La Moustache d’Emmanuel Carrère – 2005

Après le documentaire, Emmanuel Carrère revient à la fiction. En 2005, il adapte au cinéma son propre roman La Moustache (sorti en 1986). Dans ce premier long métrage de fiction, le réalisateur, qui a cosigné le scénario avec Jérôme Beaujour, rassemble Vincent Lindon, Emmanuelle Devos, Mathieu Amalric et Hippolyte Girardot. Le film a reçu le Label Europa Cinémas lors du Festival de Cannes 2005 (il était présenté à La Quinzaine des réalisateurs). Dans La Moustache, Emmanuel Carrère raconte l’histoire de Marc, qui décide un beau jour de se raser la moustache. Mais ce changement n’est remarqué par personne, comme s’il avait toujours été imberbe… En transposant à l’écran son roman, Emmanuel Carrère a choisi de proposer une nouvelle fin à cette histoire. En filmant la lente descente aux enfers de cet homme, il met également en lumière les dérives d’un couple fusionnel qui finit par s’éloigner inexorablement.

Toutes nos envies de Philippe Lioret – 2011

En 2009, Emmanuel Carrère publie D’autres vies que la mienne, un livre dans lequel il raconte la vie de personnes qui lui sont proches ou qu’il a croisées. Portraits de personnes ayant fait face à des drames, D’autres vies que la mienne a été librement adapté à l’écran par Philippe Lioret. Le réalisateur a puisé dans ce livre pour faire naître en 2011 Toutes nos envies, dans lequel il suit Claire, une jeune juge d’instance et Stéphane, un juge chevronné. Les deux vont se battre pour aider des surendettés, alors que la jeune femme, atteinte d’une tumeur, mène un autre combat plus personnel.

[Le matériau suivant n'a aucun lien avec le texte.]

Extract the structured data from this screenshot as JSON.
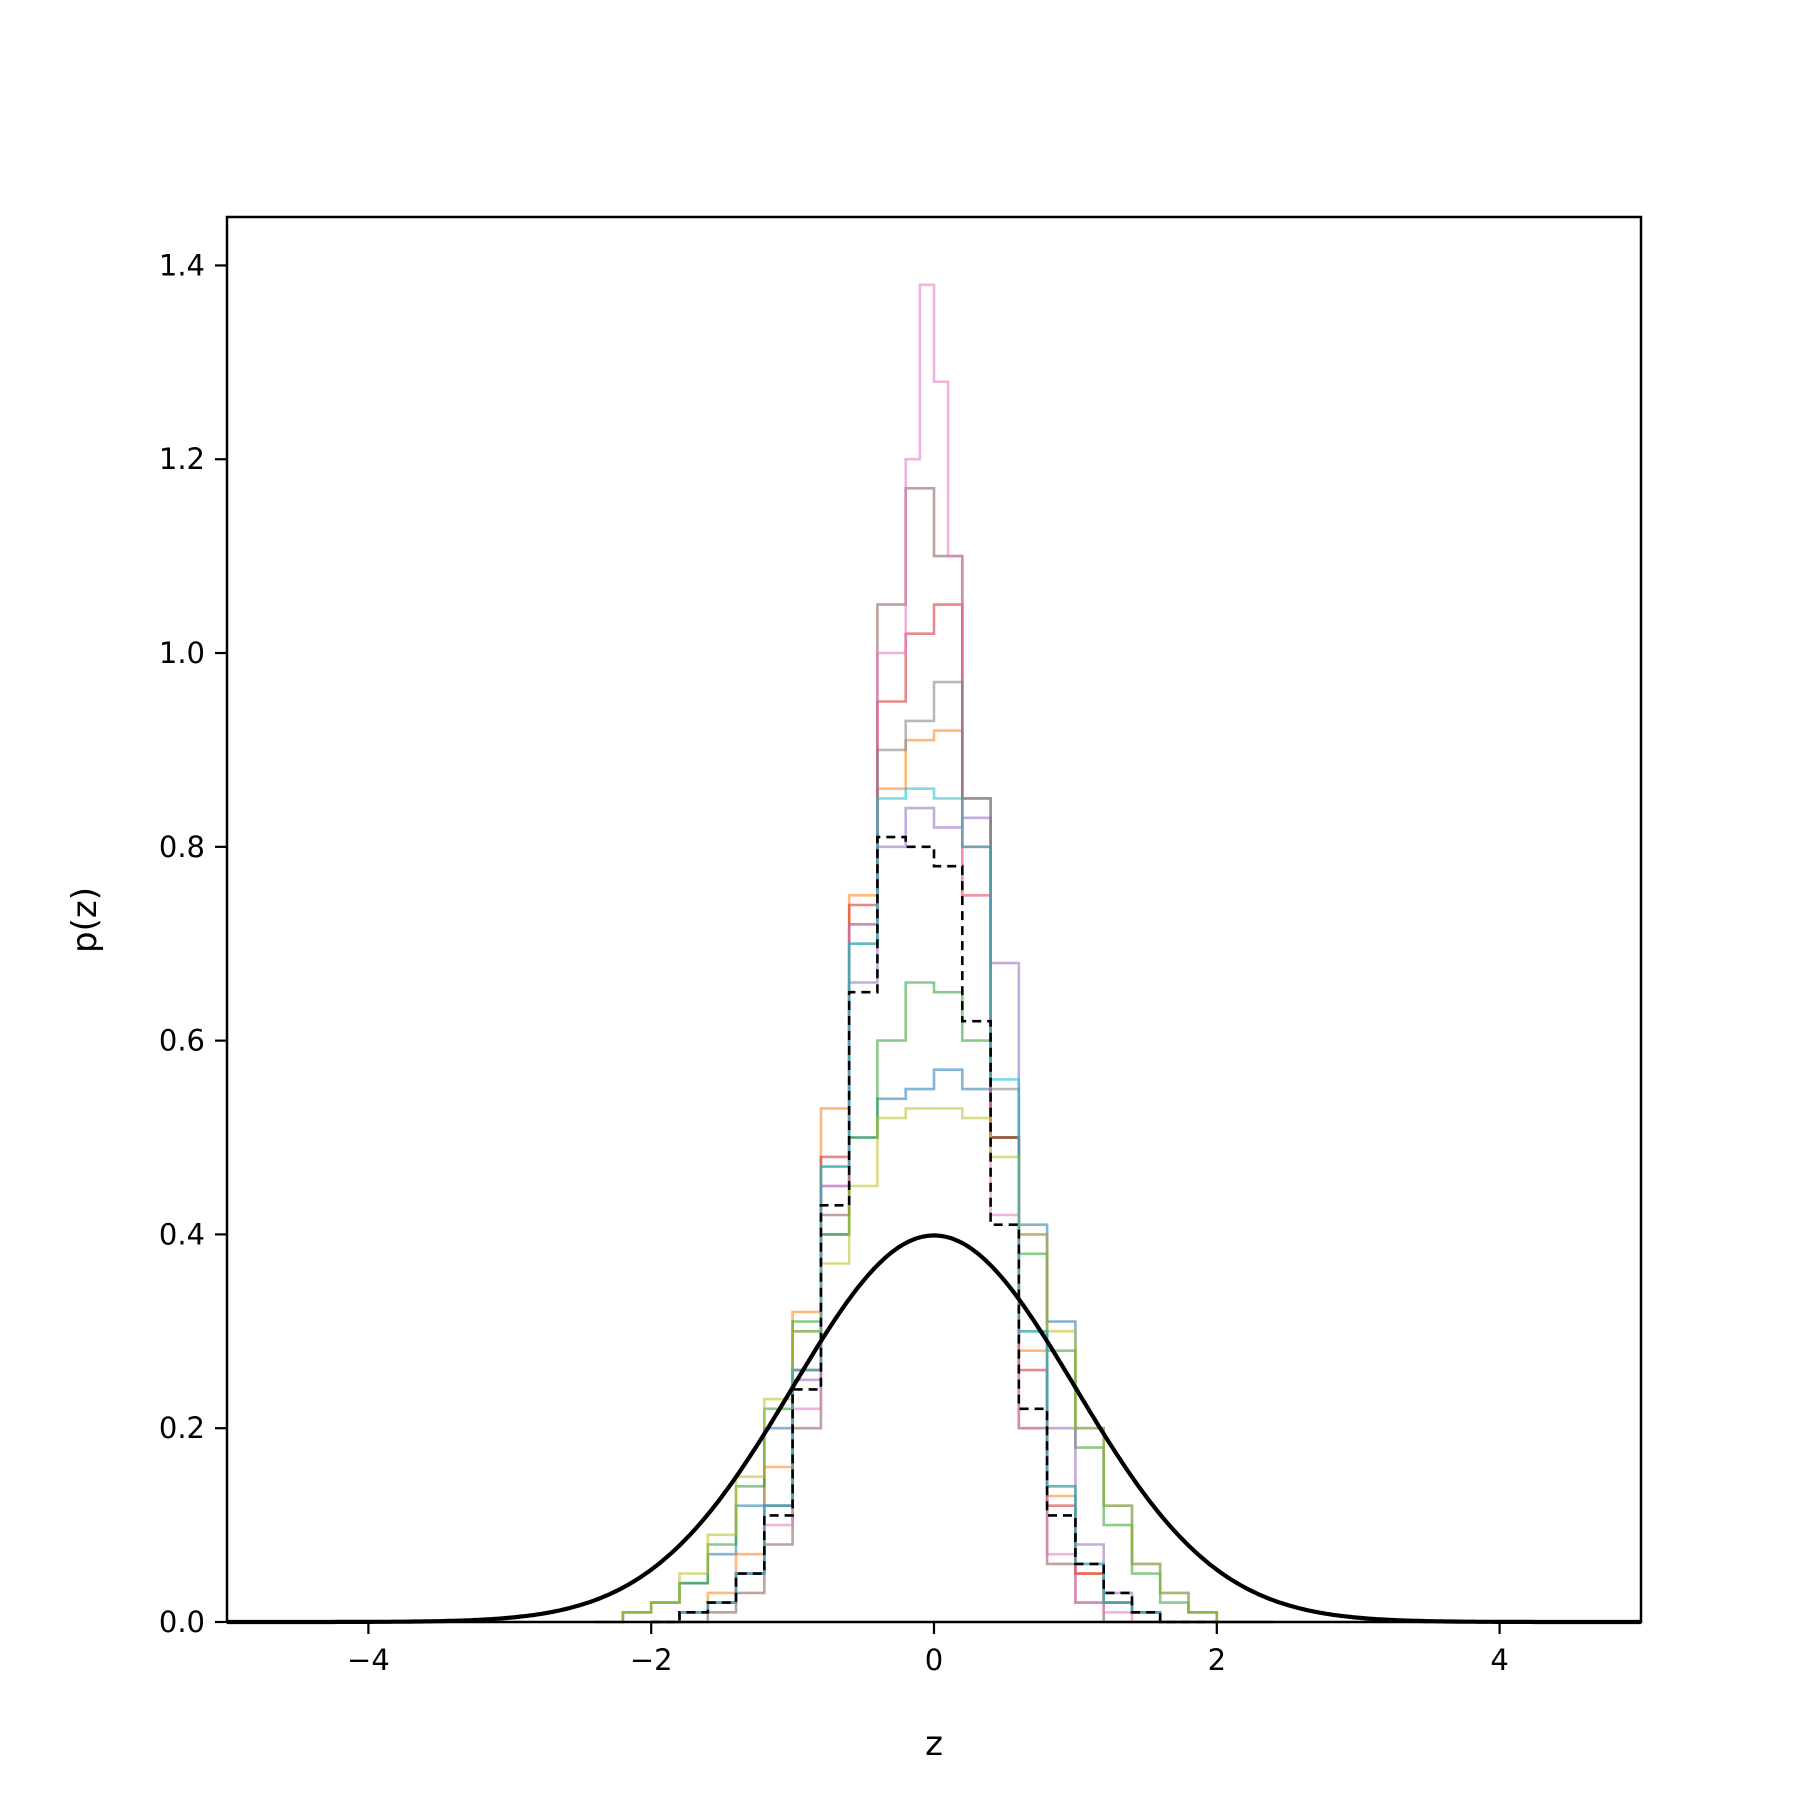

Face à Marie Gillain, nommée en 2012 au César de la meilleure actrice grâce à ce rôle, on retrouve Vincent Lindon qui joue pour la deuxième fois dans une adaptation d’un livre d’Emmanuel Carrère.

Deux nouveaux films rejoindront prochainement la galaxie « Emmanuel Carrère au cinéma ». Son roman Limonov, prix Renaudot en 2011, va être transposé à l’écran par Pawel Pawlikowski (Ida). De son côté, l’écrivain, scénariste et réalisateur dirigera prochainement Juliette Binoche dans l’adaptation du livre Le Quai de Ouistreham de Florence Aubenas.

Emmanuel Carrère a carte blanche

« Réel et fiction : science-fiction ». Ce thème est celui de la master class d’Emmanuel Carrère au Festival International du Film Indépendant de Bordeaux qui se tient du 9 au 15 octobre. L’écrivain, journaliste, scénariste et réalisateur présentera notamment au public le film Les Fils de l’homme d’Alfonso Cuaron ainsi que son documentaire Retour à Kotelnitch. Une carte blanche, organisée le 14 octobre à 16h30, qui permettra également à l’ancien critique d’évoquer la frontière ténue entre réel et fiction.